In 2007, Tim and Sara Barnard came face-to-face with a parent's worst fears. Their first-born, Benny, who'd been suffering from a nightly fever that everyone assumed was a virus, was diagnosed with leukemia. He was so sick that doctors at University of Iowa Stead Family Children’s Hospital admitted him for treatment on a Saturday.
Benny spent the next week in the hospital recovering and beginning chemotherapy. The Barnard family's nightmare was eased by the doctors, nurses, and staff of Ul Children's Hospital. "They were amazing," says Sara. "They made sure we understood everything that was happening to him." Tim agrees, "The staff is very relaxed but also very confident in what they do."
When Benny was healthy enough to be discharged, Sara and Tim were nervous about leaving the safe environment of the hospital. But, staff trained them and other family members how to care for Benny. "They really prepared us to bring him home," explains Sara.
At first, Benny returned to the hospital every week for chemotherapy. After a few months it was every two weeks, and finally every 28 days. He was declared to be in remission on Feb. 2, 2009. Now, Benny returns to the hospital every 28 days for additional chemotherapy and takes daily doses of oral medication at home.

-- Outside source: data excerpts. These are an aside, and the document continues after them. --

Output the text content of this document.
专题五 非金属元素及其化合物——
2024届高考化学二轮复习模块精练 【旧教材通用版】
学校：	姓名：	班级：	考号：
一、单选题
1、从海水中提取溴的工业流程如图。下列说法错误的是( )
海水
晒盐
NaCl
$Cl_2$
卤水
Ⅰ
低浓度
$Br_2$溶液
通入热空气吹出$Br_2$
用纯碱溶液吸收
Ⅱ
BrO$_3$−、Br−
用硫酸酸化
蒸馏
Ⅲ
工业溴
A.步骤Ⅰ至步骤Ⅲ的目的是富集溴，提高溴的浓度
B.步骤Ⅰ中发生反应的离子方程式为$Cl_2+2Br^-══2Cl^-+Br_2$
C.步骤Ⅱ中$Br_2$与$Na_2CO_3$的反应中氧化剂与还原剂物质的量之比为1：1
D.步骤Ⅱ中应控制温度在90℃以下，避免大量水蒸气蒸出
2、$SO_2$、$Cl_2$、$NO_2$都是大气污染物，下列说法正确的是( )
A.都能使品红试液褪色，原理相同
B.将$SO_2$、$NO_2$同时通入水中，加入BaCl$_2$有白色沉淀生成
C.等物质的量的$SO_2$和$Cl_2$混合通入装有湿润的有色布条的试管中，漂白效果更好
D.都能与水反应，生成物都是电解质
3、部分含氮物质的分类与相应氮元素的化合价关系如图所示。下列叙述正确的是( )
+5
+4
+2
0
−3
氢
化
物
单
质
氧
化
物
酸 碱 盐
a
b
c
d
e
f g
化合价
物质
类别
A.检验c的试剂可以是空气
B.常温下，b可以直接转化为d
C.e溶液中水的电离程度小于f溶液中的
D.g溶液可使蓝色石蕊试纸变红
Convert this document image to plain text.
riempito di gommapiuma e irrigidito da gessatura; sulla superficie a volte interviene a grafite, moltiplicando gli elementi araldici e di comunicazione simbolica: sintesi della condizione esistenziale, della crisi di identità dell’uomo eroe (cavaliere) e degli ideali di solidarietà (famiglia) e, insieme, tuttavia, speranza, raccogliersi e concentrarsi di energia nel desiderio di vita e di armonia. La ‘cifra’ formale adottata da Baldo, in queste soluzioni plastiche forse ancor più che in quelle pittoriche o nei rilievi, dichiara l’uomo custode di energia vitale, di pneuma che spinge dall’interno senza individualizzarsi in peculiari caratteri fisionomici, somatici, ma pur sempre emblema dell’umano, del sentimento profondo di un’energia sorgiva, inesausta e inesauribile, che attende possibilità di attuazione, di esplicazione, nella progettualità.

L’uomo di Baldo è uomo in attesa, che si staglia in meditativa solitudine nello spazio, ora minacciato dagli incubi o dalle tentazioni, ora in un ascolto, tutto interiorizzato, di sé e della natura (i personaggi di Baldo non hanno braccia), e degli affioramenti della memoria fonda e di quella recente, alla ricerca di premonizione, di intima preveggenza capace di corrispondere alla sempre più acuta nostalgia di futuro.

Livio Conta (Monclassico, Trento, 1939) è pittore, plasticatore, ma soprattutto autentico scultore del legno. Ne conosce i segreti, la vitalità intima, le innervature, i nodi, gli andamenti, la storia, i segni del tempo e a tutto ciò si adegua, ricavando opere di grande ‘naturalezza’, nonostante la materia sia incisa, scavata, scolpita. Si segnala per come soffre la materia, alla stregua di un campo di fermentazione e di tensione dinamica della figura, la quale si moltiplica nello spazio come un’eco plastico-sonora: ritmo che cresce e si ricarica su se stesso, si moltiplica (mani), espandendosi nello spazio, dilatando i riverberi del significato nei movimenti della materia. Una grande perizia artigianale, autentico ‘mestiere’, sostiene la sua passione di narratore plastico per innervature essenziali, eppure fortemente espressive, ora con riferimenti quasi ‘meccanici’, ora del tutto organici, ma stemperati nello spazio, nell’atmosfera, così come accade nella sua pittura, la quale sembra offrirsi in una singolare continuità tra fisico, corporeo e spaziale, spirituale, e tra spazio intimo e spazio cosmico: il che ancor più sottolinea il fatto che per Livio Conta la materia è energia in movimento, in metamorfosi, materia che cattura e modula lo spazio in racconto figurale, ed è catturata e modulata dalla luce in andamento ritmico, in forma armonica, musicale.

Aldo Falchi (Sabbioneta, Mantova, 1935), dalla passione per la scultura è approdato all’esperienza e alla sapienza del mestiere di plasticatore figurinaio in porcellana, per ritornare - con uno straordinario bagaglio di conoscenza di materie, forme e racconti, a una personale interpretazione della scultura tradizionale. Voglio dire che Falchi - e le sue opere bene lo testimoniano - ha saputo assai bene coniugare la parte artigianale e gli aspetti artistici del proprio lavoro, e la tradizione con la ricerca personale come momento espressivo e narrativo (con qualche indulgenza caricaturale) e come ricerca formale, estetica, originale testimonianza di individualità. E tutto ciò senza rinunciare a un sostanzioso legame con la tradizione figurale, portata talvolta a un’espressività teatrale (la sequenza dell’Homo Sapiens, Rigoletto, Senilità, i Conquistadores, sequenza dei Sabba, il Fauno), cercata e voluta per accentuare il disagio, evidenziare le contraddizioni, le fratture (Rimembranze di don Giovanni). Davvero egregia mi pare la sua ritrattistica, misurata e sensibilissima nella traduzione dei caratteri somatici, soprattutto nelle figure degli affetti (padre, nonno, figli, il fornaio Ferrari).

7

Through it all, Benny has faced his challenges with courage and even child-like enthusiasm. Sara says, "He adores his doctors and nurses and asks to play with the Child Life staff every time he comes to the hospital." Even at his young age, Benny understands the importance of his treatments, even the painful or uncomfortable ones. "He knows his rules and is so good about all of this. I know that if it was me I could not be that brave," says Sara.
The Barnards have to be careful that Benny isn't exposed to any germs, especially contagious illnesses like the flu or colds. In 2009, hours after Sara had their second child, Clayton, Benny came down with H1N1 and had to be hospitalized. When Sara was in the hospital in Waterloo with Clayton and Tim was in Iowa City with Benny, the family still felt cared for by the Ul Children's Hospital staff. "The nurses made sure to get on the phone with me and tell me everything was going to be okay," Sara says.

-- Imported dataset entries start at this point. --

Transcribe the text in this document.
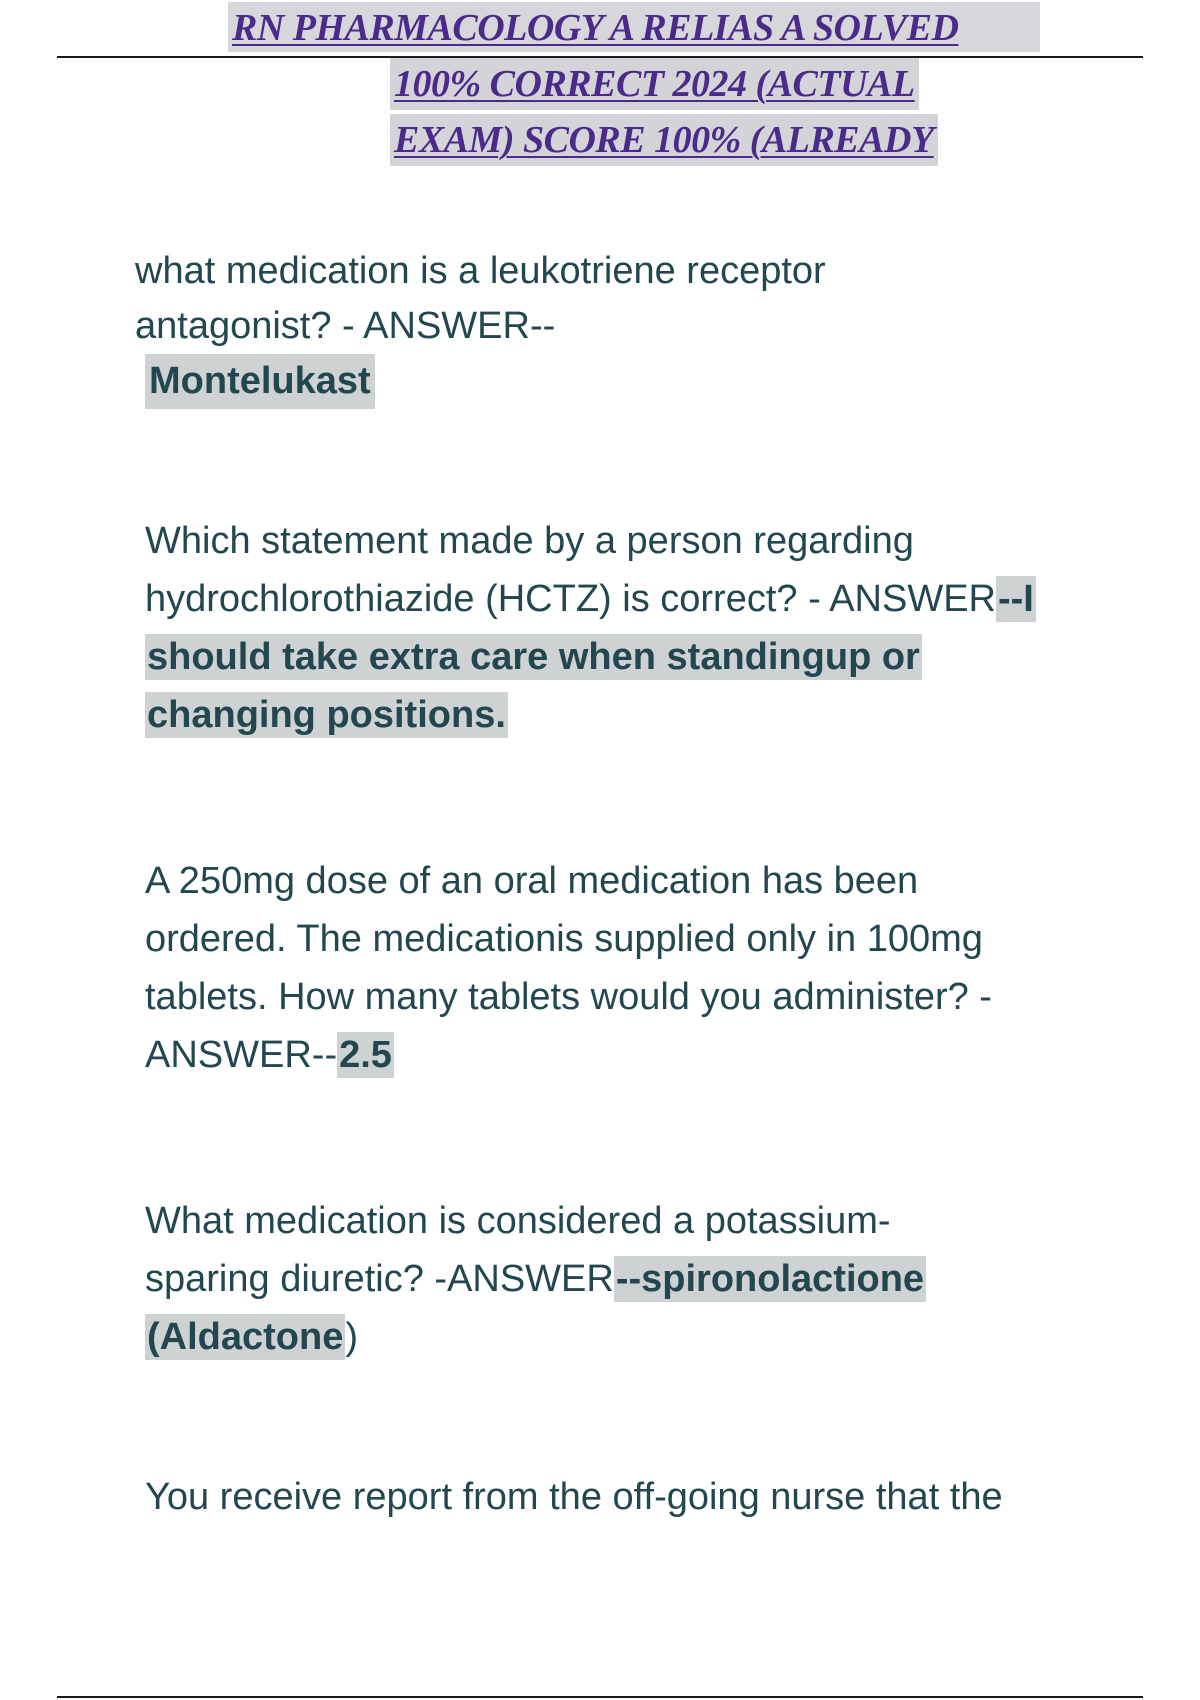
RN PHARMACOLOGY A RELIAS A SOLVED
100% CORRECT 2024 (ACTUAL
EXAM) SCORE 100% (ALREADY
what medication is a leukotriene receptor
antagonist? - ANSWER--
Montelukast
Which statement made by a person regarding
hydrochlorothiazide (HCTZ) is correct? - ANSWER--I
should take extra care when standingup or
changing positions.
A 250mg dose of an oral medication has been
ordered. The medicationis supplied only in 100mg
tablets. How many tablets would you administer? -
ANSWER--2.5
What medication is considered a potassium-
sparing diuretic? -ANSWER--spironolactione
(Aldactone)
You receive report from the off-going nurse that the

Adds Tim, “UI Stead Family Children’s Hospital means everything to us. It is such a nice, easy place. It just doesn't feel like going to the doctor and hospital. I'd travel long distances to bring my child there."
Says Sara," He tells people he wants to raise money to find a cure for cancer, and has participated in his first Relay for Life."
Tim and Sara are grateful their son is doing so well. "I just want to see him grow up and be like everybody else," says Tim. But, for the moment, life with Benny is pretty special.